Edebiyatımızın kalbi daha ziyade roman ve hikayede atıyor. Bu damarın ürünleri kalıcı olacağa benziyor. Mehmet Sarı'nın Altıncı Hikaye ve Mazlum Dirican'ın Bir Yol Meseli isimli hikaye kitapları da bu yayınevimizden edebiyatseverlere ulaştı. Keza roman vadisinde hatırı sayılır iyi eserler yayımlanıyor ve okunuyor. Ahmet Karacan'ın Liman Şehrinin Uzun Hikayesi onlardan biri. Yine Cihan Buğdaycı'nın ilk romanı olan Varlığımın Kabul Ediliği Gün değişik bir eser. Engellilerin ruh evrenlerini anlamaya ve anlamlandırmaya doğru bir keşif kitabı. İlhan Akın'ın Ganj'ın Gözyaşları romanı ikinci baskısını yaptı. Kitap hakkında Hindistan Cumhuriyeti Ankara Büyükelçiliği Maslahatgüzarı Dr. Avs Ramesh Chandra'nın yazdığı yazıdan birkaç satır: "Bu kitap, gerçekten sevgiyle örülmüş bir çalışma. Çalışmasından dolayı İlhan Akın Bey'e minnettarım. Kendisi Hindistan tarihine, kültürüne dair hayret verici derinlikte bir bilgiye ve anlayışa sahip. Okurlar ister genç, ister yaşlı olsun bu romanı büyüleyici bulacaklardır."
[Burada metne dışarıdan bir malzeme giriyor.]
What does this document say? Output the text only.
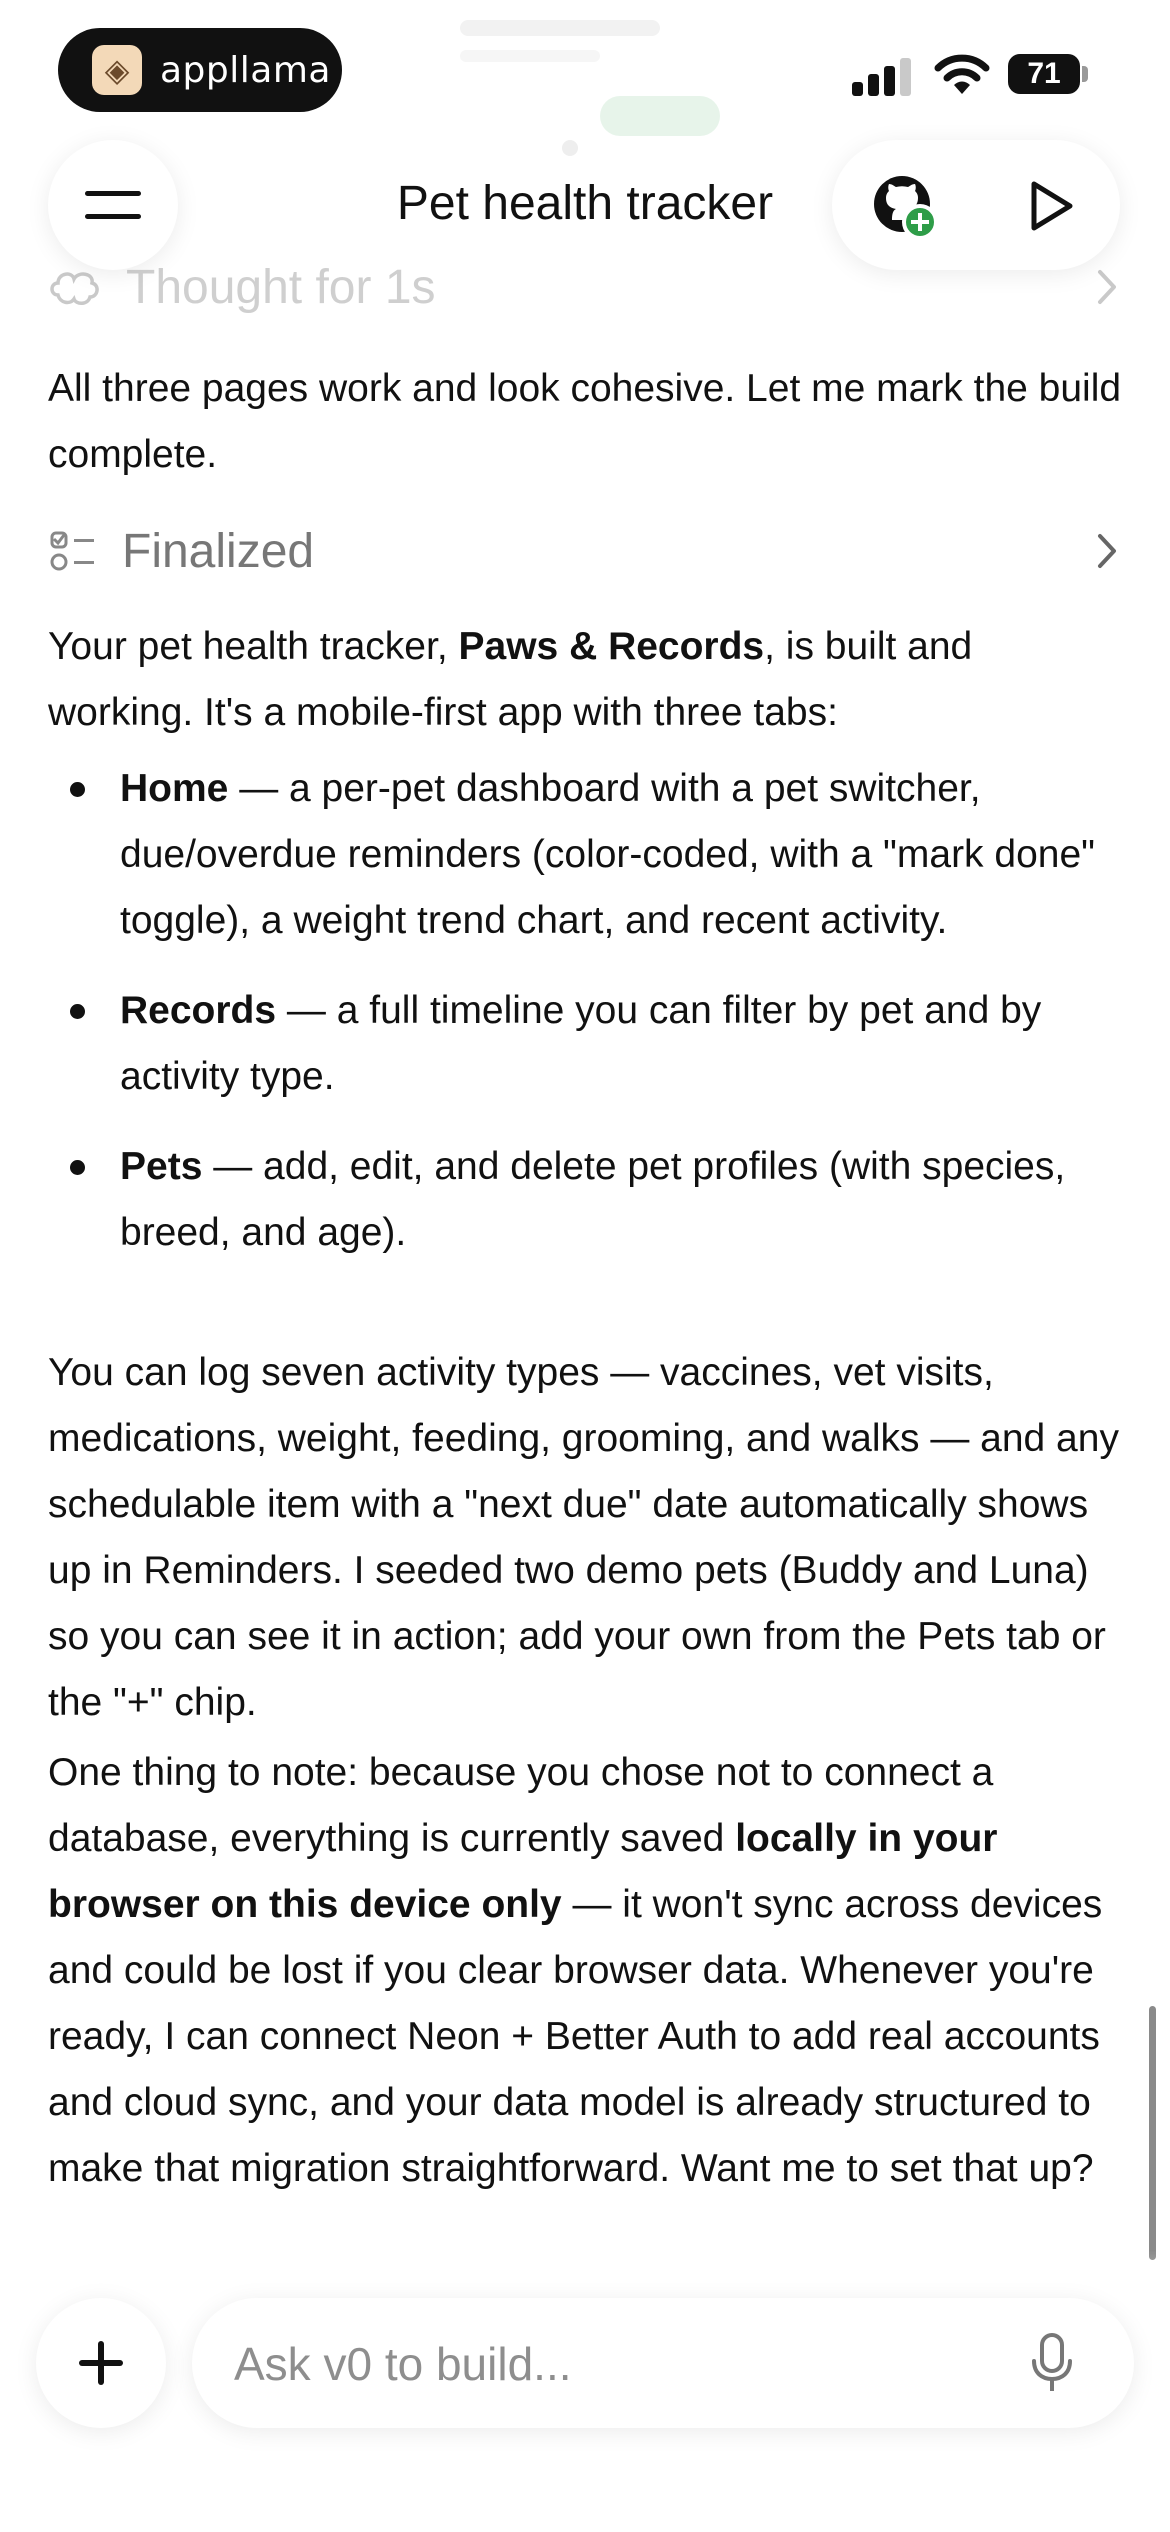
◈ appllama	71
Pet health tracker
Thought for 1s

All three pages work and look cohesive. Let me mark the build complete.

Finalized

Your pet health tracker, Paws & Records, is built and working. It's a mobile-first app with three tabs:

Home — a per-pet dashboard with a pet switcher, due/overdue reminders (color-coded, with a "mark done" toggle), a weight trend chart, and recent activity.
Records — a full timeline you can filter by pet and by activity type.
Pets — add, edit, and delete pet profiles (with species, breed, and age).

You can log seven activity types — vaccines, vet visits, medications, weight, feeding, grooming, and walks — and any schedulable item with a "next due" date automatically shows up in Reminders. I seeded two demo pets (Buddy and Luna) so you can see it in action; add your own from the Pets tab or the "+" chip.

One thing to note: because you chose not to connect a database, everything is currently saved locally in your browser on this device only — it won't sync across devices and could be lost if you clear browser data. Whenever you're ready, I can connect Neon + Better Auth to add real accounts and cloud sync, and your data model is already structured to make that migration straightforward. Want me to set that up?

Ask v0 to build...
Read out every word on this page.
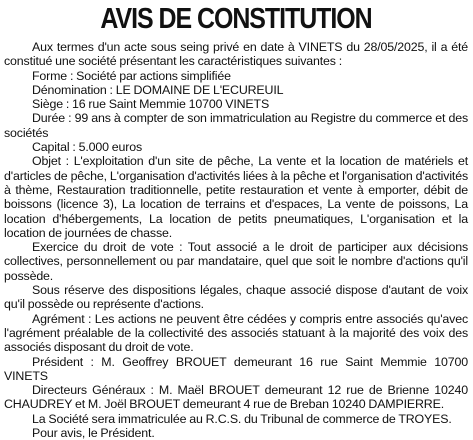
AVIS DE CONSTITUTION

Aux termes d'un acte sous seing privé en date à VINETS du 28/05/2025, il a été constitué une société présentant les caractéristiques suivantes :

Forme : Société par actions simplifiée

Dénomination : LE DOMAINE DE L'ECUREUIL

Siège : 16 rue Saint Memmie 10700 VINETS

Durée : 99 ans à compter de son immatriculation au Registre du commerce et des sociétés

Capital : 5.000 euros

Objet : L'exploitation d'un site de pêche, La vente et la location de matériels et d'articles de pêche, L'organisation d'activités liées à la pêche et l'organisation d'activités à thème, Restauration traditionnelle, petite restauration et vente à emporter, débit de boissons (licence 3), La location de terrains et d'espaces, La vente de poissons, La location d'hébergements, La location de petits pneumatiques, L'organisation et la location de journées de chasse.

Exercice du droit de vote : Tout associé a le droit de participer aux décisions collectives, personnellement ou par mandataire, quel que soit le nombre d'actions qu'il possède.

Sous réserve des dispositions légales, chaque associé dispose d'autant de voix qu'il possède ou représente d'actions.

Agrément : Les actions ne peuvent être cédées y compris entre associés qu'avec l'agrément préalable de la collectivité des associés statuant à la majorité des voix des associés disposant du droit de vote.

Président : M. Geoffrey BROUET demeurant 16 rue Saint Memmie 10700 VINETS

Directeurs Généraux : M. Maël BROUET demeurant 12 rue de Brienne 10240 CHAUDREY et M. Joël BROUET demeurant 4 rue de Breban 10240 DAMPIERRE.

La Société sera immatriculée au R.C.S. du Tribunal de commerce de TROYES.

Pour avis, le Président.
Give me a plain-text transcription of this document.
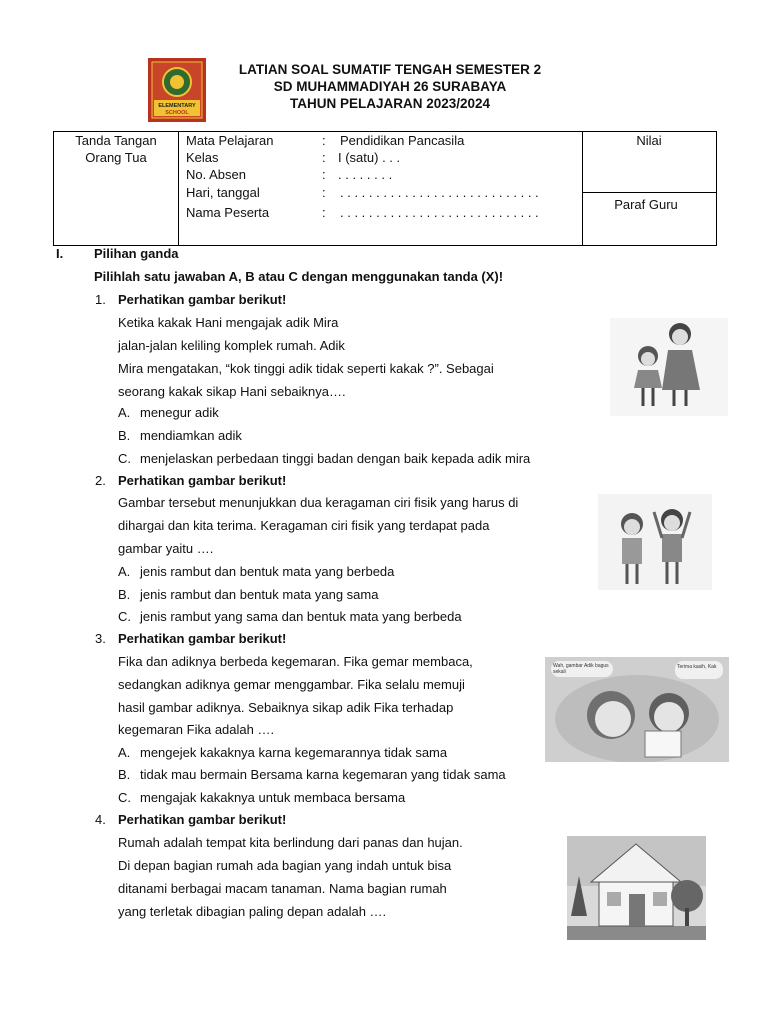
ELEMENTARY
SCHOOL
LATIAN SOAL SUMATIF TENGAH SEMESTER 2
SD MUHAMMADIYAH 26 SURABAYA
TAHUN PELAJARAN 2023/2024
Tanda Tangan
Orang Tua
Mata Pelajaran	: Pendidikan Pancasila
Kelas	: I (satu) . . .
No. Absen	: . . . . . . . .
Hari, tanggal	: . . . . . . . . . . . . . . . . . . . . . . . . . . . .
Nama Peserta	: . . . . . . . . . . . . . . . . . . . . . . . . . . . .
Nilai
Paraf Guru
I. Pilihan ganda
Pilihlah satu jawaban A, B atau C dengan menggunakan tanda (X)!
1. Perhatikan gambar berikut!
Ketika kakak Hani mengajak adik Mira
jalan-jalan keliling komplek rumah. Adik
Mira mengatakan, “kok tinggi adik tidak seperti kakak ?”. Sebagai
seorang kakak sikap Hani sebaiknya….
A. menegur adik
B. mendiamkan adik
C. menjelaskan perbedaan tinggi badan dengan baik kepada adik mira
2. Perhatikan gambar berikut!
Gambar tersebut menunjukkan dua keragaman ciri fisik yang harus di
dihargai dan kita terima. Keragaman ciri fisik yang terdapat pada
gambar yaitu ….
A. jenis rambut dan bentuk mata yang berbeda
B. jenis rambut dan bentuk mata yang sama
C. jenis rambut yang sama dan bentuk mata yang berbeda
3. Perhatikan gambar berikut!
Fika dan adiknya berbeda kegemaran. Fika gemar membaca,
sedangkan adiknya gemar menggambar. Fika selalu memuji
hasil gambar adiknya. Sebaiknya sikap adik Fika terhadap
kegemaran Fika adalah ….
A. mengejek kakaknya karna kegemarannya tidak sama
B. tidak mau bermain Bersama karna kegemaran yang tidak sama
C. mengajak kakaknya untuk membaca bersama
Wah, gambar Adik bagus sekali
Terima kasih, Kak
4. Perhatikan gambar berikut!
Rumah adalah tempat kita berlindung dari panas dan hujan.
Di depan bagian rumah ada bagian yang indah untuk bisa
ditanami berbagai macam tanaman. Nama bagian rumah
yang terletak dibagian paling depan adalah ….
Evet, rehavet yok, asla kapılmamalı. Yayıncılar gayrette, ama eğitimciler de, siyasetçiler de, hukukçular da çaba içinde olmalı. Herkes üzerine düşeni en iyi şekilde yapmalı. Vazif e mukaddes. İş ehline, görev liyakatlıya verilmeli. Böyle yapılmadığı zaman manevi vebal altına girildiği unutulmamalı. Üç günlük dünya için ayak oyunlarına, sahtekarlıklara gerek yok. İlim ve sanata daha çok değer verirsek, edebiyatı seversek, kitabı elimizden bırakmazsak, hür düşünceyi teşvik edersek o zaman kolay kolay kurulu robotlar, katil nesiller yetişebilemez. Aksine Nesl-i Cedit'lerin, Asım'ın, Büyük Doğu'nun ve Diriliş'in nesillerinin gümrah bir şekilde toplumun her kesiminde adaleti, hakkaniyeti ve muhabbeti tesis ettiklerini görürüz. Ümitvarız, gelecek günler çok daha aydınlık olacaktır.